Desktop Multiplexer for Linux? (GNU Screen for GUI apps)
GNU Screen and Tmux allow you to run command-line programs on a server, and 'disconnect' from them but let them keep running remotely.
This is great if your primary computer is a laptop and it has to shut down or suspend from time to time depending on power availability but the program can run on a server that never shuts down.
This is also great if your local laptop is not very computationally intense, and the program you need takes a lot of ram.
I need to do this with a GUI program, and I need to be able to copy and paste between the program running remotely and my others running locally, and use the native window-chrome and be able to resize the application's window when viewing it on my laptops.
Two programs I plan to use this with are a CAD/CAM program that has little hope of running smoothly on my laptop without turning the cpu to lava, and a home-automation controller program that is meant for the switches used in my house, but sadly has no 'server' component and is just intended to be "left running on a desktop". (I don't have a desktop anymore...) The program needs to be left running to maintain communications with the powerline communication bus at home to keep track of device state.
In Windows, you have Citrix for this purpose I think. I've heard of FreeNX in linux but it was years ago and I never got it to work right.
Is there a better choice than NX today in modern (2022) linux?
Note: VNC and RDP are not valid options in and of themselves because they run a whole desktop. Virtual machines also are not valid typically because they would also present a whole desktop rather than just an app, and they unnecessarily run their own separate instances of kernel, systemd, services, etc. this is not to say a valid solution can't use VNC or a VM in part, just that VNC/RDP/VMs are not enough in and of themselves.

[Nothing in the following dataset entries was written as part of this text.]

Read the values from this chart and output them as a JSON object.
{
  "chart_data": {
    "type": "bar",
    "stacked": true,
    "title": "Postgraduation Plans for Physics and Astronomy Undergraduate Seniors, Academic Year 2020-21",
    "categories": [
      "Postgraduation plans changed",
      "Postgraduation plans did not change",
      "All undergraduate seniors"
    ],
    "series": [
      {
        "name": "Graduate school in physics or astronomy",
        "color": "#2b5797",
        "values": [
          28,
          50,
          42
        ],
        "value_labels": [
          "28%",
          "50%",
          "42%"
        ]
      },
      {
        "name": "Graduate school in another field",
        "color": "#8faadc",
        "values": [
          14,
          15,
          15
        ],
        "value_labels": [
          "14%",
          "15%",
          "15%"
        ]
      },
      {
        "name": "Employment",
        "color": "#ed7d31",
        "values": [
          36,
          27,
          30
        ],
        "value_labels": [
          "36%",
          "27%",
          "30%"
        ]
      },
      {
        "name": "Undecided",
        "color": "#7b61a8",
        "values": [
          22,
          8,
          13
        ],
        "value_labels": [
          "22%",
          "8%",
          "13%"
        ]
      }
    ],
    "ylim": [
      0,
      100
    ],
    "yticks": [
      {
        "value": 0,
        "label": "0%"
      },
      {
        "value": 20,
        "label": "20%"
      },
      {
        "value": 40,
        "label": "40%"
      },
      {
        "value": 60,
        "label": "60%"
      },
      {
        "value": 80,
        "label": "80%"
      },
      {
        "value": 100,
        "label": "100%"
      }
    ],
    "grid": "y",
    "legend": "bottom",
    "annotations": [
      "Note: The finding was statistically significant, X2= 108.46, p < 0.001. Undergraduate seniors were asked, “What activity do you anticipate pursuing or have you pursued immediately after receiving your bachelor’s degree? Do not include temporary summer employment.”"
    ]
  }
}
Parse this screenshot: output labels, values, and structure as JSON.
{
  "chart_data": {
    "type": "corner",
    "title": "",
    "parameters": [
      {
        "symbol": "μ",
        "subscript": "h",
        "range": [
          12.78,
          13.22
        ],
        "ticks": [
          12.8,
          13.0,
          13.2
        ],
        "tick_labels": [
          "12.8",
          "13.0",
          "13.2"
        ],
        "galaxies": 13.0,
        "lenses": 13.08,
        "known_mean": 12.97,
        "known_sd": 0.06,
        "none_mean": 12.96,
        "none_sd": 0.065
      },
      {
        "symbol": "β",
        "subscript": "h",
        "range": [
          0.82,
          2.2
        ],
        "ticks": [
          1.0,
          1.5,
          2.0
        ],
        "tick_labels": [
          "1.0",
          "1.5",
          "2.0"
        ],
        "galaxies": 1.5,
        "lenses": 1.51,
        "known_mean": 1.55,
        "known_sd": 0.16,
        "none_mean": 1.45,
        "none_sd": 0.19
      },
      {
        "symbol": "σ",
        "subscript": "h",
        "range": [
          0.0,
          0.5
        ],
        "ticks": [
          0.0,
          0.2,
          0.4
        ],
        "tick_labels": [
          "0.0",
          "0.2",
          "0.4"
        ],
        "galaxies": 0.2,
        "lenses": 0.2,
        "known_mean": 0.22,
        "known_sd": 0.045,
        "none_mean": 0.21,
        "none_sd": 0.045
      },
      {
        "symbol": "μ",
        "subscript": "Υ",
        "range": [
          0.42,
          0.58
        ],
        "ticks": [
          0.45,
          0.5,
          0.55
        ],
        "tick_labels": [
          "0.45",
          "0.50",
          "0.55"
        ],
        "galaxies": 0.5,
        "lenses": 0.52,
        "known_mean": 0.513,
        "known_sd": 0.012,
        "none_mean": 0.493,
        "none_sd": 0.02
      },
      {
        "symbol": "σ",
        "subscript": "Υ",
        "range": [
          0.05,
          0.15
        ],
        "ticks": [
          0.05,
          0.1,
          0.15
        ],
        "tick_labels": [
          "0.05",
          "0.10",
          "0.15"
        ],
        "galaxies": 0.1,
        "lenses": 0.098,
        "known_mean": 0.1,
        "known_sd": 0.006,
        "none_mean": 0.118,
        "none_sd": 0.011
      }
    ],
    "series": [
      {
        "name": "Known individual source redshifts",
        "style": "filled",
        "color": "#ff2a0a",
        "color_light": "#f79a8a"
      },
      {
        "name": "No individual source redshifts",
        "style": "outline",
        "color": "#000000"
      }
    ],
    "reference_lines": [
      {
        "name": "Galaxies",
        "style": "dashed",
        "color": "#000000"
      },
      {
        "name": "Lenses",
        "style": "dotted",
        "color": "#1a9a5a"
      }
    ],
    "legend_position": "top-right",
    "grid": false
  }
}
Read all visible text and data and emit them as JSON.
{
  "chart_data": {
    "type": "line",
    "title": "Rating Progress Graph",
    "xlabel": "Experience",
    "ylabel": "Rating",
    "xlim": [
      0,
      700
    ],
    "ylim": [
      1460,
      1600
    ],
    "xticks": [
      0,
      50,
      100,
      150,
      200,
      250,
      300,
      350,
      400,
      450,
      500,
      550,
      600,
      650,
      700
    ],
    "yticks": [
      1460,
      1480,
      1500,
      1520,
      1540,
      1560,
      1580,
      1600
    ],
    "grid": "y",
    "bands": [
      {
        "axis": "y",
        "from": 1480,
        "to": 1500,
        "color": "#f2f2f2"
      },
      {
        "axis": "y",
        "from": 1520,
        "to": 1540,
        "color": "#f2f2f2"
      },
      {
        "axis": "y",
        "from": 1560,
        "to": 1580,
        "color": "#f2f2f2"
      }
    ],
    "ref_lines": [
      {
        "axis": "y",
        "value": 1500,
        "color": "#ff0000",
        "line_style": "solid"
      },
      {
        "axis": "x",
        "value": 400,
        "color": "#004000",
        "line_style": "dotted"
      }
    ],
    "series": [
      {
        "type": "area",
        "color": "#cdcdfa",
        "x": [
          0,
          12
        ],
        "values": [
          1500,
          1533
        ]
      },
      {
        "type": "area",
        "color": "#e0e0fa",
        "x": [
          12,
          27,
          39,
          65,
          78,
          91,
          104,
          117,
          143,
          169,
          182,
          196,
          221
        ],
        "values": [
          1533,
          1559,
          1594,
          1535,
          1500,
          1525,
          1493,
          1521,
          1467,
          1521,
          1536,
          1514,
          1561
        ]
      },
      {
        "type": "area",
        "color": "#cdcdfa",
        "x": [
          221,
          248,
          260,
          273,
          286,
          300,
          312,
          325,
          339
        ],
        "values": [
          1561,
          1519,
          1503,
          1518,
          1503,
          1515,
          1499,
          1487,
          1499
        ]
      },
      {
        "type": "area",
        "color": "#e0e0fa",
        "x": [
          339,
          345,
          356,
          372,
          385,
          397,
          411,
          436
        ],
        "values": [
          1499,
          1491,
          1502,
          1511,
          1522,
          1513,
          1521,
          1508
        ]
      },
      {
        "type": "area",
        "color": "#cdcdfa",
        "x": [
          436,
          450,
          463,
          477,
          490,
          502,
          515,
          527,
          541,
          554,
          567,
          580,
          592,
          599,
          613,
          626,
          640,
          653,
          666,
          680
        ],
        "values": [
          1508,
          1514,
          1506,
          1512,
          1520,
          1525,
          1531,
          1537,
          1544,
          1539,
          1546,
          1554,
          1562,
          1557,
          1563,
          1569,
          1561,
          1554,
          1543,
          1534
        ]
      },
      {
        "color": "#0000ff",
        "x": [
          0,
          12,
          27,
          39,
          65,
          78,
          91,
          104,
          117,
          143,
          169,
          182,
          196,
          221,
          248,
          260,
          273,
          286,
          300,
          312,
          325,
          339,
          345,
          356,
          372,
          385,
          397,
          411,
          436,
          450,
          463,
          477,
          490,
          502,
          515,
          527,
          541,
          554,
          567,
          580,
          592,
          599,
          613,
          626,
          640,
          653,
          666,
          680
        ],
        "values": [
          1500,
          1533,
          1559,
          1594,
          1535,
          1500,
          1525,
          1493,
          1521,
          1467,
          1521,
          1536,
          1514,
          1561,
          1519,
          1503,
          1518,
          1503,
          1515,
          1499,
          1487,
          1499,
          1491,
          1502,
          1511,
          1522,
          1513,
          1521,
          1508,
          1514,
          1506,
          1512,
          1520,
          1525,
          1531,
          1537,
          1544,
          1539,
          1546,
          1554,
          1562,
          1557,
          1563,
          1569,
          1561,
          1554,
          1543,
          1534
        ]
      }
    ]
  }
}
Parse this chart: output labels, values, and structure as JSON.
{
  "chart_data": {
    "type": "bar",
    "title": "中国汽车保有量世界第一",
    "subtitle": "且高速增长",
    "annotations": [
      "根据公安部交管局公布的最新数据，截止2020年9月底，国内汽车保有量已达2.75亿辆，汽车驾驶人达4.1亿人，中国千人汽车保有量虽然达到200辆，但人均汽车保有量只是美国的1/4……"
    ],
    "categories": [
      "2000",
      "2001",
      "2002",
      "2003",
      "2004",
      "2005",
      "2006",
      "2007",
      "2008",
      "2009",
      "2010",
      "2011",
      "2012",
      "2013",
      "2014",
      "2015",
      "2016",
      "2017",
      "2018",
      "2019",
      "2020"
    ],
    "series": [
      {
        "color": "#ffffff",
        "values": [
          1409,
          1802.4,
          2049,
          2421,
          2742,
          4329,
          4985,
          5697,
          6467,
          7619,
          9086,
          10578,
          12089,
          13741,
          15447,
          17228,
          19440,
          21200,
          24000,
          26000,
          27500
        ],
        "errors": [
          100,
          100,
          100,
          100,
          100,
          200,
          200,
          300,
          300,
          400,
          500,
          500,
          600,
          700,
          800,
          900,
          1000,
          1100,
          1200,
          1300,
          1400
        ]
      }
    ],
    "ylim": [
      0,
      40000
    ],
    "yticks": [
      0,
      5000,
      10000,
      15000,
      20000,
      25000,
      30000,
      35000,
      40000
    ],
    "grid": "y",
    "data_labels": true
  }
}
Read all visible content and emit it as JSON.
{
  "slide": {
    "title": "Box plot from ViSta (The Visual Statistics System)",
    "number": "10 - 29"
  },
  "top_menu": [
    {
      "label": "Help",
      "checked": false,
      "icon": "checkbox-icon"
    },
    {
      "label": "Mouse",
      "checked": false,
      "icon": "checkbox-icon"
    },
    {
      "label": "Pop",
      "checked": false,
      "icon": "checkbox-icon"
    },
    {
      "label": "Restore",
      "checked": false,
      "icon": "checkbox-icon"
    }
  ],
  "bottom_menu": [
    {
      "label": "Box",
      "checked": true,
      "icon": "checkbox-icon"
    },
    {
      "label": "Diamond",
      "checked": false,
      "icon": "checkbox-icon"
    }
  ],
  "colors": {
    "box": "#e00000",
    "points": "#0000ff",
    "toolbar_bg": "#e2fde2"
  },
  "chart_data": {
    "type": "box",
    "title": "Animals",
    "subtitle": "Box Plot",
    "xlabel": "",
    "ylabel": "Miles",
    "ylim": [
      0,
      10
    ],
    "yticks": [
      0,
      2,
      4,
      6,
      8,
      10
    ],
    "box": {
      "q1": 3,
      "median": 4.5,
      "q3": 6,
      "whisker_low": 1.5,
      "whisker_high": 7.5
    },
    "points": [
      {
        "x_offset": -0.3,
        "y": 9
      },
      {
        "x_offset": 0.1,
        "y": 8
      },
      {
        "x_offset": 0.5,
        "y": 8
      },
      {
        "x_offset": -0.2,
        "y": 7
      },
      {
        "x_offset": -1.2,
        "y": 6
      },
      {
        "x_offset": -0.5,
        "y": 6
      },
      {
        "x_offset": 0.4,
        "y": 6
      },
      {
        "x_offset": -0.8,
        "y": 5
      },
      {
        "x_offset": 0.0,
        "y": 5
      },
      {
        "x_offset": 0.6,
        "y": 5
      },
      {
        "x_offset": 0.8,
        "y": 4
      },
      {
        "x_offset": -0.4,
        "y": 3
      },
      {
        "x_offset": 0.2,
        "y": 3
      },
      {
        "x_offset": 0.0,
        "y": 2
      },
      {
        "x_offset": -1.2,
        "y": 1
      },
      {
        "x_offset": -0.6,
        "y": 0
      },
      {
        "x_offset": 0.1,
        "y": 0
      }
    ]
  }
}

What is the 'name' of the 'category' of this kind of program? I just guessed 'Desktop multiplexer' based on my analogy to GNU Screen, but if there was an official name for it, I might be better able to find such programs on my own.
I remember fondly X11 forwarding, which would work for instances of compute intensive programs as long as I could save my work each time before the connection drops. But alas so much is moving to wayland today. X11 forwarding takes care of the ... forwarding. but not persistance.